Wir sind Zeugen des Zusammenbruchs der Freiheits-Versprechen bürgerlicher Demokratien: Du kannst sein, wer Du sein willst. Du kannst anonym in der Großstadt leben, du kannst Dich in Deine Wohnung zurückziehen und dort bist Du frei. Oder in Deinem Auto. Diese Trennung von Privatem und Öffentlichkeit kollabiert, indem auch die ehemals privaten Räume der permanenten Datenproduktion unterworfen werden. Diese Datenproduktion kann von den Subjekten lustvoll ausgelebt werden, wie an zahlreichen Twitter-, Instagram- oder Facebookaccounts nachvollziehbar ist.

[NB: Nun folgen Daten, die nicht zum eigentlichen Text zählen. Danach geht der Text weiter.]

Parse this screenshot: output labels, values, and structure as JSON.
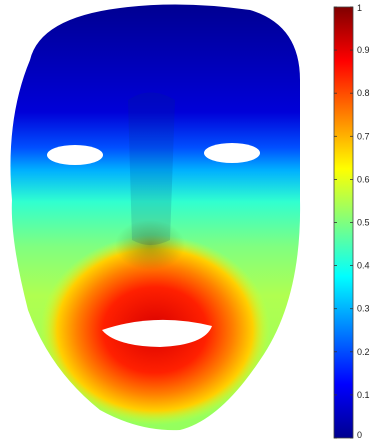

Sie ist aber im Großen und Ganzen ein Zwang, der einerseits versucht, aus jeder Handlung noch eine Konsumptionshandlung zu machen und andererseits versucht, deren Spuren aufzuzeichnen und in Banken in Form von Daten anzulegen.

Neu ist, dass es mit Hilfe von Rechenmaschinen und Algorithmen gelingt, in jene Mikrostrukturen der Zeit und in jene Bereiche menschlicher Kommunikation vorzudringen, die der Kapitalbewegung bisher unzugänglich waren. Uber, Airbnb, SAP, Facebook führen dem Prozess, aus Kapital mehr Kapital zu machen, neue Domänen hinzu. Das aus der Entdeckung der Kohleflöze oder Ölfelder folgende ökologische Desaster ist uns bekannt. Welche Desaster die Entdeckung der kommunikativen Domänen als Rohstoff nach sich ziehen wird, erleben wir, wenn die Generation der Facebook und Instagram-Poster altert.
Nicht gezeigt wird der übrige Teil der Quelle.